Keep in mind that the papers will never get pubished if you don't get them out the door.
"Do you have one that is ready for feedback? Is your adviser a co-author on everything you're writing?"
Yes and Yes.
All my work in now in the committee's hand. So it's all ready for feedback. For publication I'm pretty sure I'll cut come figures out of each chapter. Two of the committee members besides my adviser will be co-author on some of the manuscript. One because I analyzed all of my samples for one particular contaminant at his lab, which is at another university. The second because he funding most of my research.
So see why I feel I have nothing to do. I guess I can start thinking about journals to submit each chapter to . . .
I agree with psych post doc. I'd be very hesitant to submit anything without the co-author's approval. Usually there's something you have to sign saying that each author agreed to the submission.
As far as the losing weight/food challenge goes, don't be too hard on yourself. No one is perfect and it sounds like you're doing pretty well other than your minor slip-ups.
It's easy to get into a funk with all the stuff you have going on. There's all this uncertainty surrounding everything (what to work on, when is your advisor going to get back to you, etc.). So, don't be too hard on yourself about your mood and take care of yourself. Do nice things for yourself :-) Even if it includes treating yourself to some good food.
I know how you feel. It is easy to go into funks for significant periods of time when you are doing research/writing.
While you are waiting for all of the feedback on your other projects, is there something exciting that you could do in the meantime? I don't know your history (I take it that you are away from lab), and I don't know how close you are to finishing, but could you develop some new ideas for a side project? Computer simulations?

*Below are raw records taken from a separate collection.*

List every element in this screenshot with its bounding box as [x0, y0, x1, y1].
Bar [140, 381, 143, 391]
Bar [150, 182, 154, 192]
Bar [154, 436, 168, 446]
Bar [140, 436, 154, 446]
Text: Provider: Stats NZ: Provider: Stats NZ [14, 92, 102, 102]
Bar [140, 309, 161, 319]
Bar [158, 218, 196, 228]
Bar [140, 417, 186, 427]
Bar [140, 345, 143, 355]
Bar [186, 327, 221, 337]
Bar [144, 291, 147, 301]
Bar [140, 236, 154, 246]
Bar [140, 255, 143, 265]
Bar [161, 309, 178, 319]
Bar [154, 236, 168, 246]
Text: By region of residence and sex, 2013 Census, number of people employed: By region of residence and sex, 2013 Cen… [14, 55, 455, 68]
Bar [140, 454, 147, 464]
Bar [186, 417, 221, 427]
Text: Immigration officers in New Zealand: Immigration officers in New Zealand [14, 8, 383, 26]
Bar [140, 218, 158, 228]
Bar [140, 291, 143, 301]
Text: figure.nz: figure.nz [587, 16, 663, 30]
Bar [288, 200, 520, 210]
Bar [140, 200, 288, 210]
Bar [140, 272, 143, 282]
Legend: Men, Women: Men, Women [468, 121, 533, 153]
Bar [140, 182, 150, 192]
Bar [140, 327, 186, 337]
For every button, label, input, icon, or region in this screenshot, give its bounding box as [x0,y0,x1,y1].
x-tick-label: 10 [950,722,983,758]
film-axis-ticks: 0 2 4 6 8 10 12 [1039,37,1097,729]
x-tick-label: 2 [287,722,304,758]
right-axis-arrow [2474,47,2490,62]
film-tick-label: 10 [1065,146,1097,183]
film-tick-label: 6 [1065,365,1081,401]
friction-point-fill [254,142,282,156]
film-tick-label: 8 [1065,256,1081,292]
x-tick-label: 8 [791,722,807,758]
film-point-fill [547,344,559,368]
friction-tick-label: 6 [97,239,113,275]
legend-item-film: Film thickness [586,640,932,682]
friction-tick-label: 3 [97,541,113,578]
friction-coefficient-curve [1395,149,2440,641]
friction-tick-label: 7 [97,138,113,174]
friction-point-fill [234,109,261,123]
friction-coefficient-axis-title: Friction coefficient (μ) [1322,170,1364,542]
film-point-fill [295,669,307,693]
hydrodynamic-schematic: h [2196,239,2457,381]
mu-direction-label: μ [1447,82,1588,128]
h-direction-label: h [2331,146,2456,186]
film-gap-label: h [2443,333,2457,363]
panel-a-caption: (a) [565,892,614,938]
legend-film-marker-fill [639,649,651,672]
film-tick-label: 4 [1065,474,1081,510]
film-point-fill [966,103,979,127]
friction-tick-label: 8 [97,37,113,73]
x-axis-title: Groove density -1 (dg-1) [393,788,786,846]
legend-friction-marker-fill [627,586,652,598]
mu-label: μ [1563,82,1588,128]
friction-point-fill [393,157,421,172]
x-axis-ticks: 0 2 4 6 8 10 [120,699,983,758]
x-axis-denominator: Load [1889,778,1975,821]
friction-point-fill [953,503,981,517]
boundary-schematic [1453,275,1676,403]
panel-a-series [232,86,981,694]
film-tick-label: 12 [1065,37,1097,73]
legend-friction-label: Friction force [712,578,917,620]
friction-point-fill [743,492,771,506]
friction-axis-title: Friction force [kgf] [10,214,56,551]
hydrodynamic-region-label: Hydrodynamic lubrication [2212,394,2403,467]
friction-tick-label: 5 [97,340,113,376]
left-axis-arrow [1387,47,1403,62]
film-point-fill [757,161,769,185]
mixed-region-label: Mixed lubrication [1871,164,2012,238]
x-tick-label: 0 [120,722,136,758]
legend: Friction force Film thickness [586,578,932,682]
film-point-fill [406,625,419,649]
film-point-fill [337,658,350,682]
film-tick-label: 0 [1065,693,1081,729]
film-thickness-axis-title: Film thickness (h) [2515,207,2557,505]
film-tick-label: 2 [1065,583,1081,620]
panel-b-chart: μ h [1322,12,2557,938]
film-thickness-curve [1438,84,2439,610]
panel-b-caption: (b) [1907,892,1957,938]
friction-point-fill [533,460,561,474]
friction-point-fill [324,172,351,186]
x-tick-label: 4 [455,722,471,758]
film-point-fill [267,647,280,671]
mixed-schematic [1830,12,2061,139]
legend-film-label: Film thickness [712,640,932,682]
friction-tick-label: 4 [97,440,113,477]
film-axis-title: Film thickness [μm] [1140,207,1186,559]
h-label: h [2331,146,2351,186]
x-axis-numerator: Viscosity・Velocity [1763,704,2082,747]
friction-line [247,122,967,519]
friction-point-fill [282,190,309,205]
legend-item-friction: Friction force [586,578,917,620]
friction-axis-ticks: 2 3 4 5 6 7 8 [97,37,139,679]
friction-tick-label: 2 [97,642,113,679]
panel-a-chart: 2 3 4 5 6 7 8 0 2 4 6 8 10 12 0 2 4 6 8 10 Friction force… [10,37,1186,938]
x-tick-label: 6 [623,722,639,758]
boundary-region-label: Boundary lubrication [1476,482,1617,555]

Something to break the monotony?
I wonder if the funk is partly due to the fact that you've been mostly working by yourself from home, far away from your classmates and/or labmates. I find it helps to have other people around me who are more or less going through the same thing.
About the writing, a lot of scientists I know don't enjoy writing. Doing experiments and getting results is much more fun, and a lot of times, getting a paper published happens so long after you collected the data that it's totaly anti-climactic. So it's definitely not just you.
In some senses, a pub is a pub! I'm so glad that you got a date; hopefully things will start turning around after that. I suspect that after your advisor and committee see all your amazingness (I am a firm believer in that word, by the way), it will help push out some of your work to your advisor and coauthors.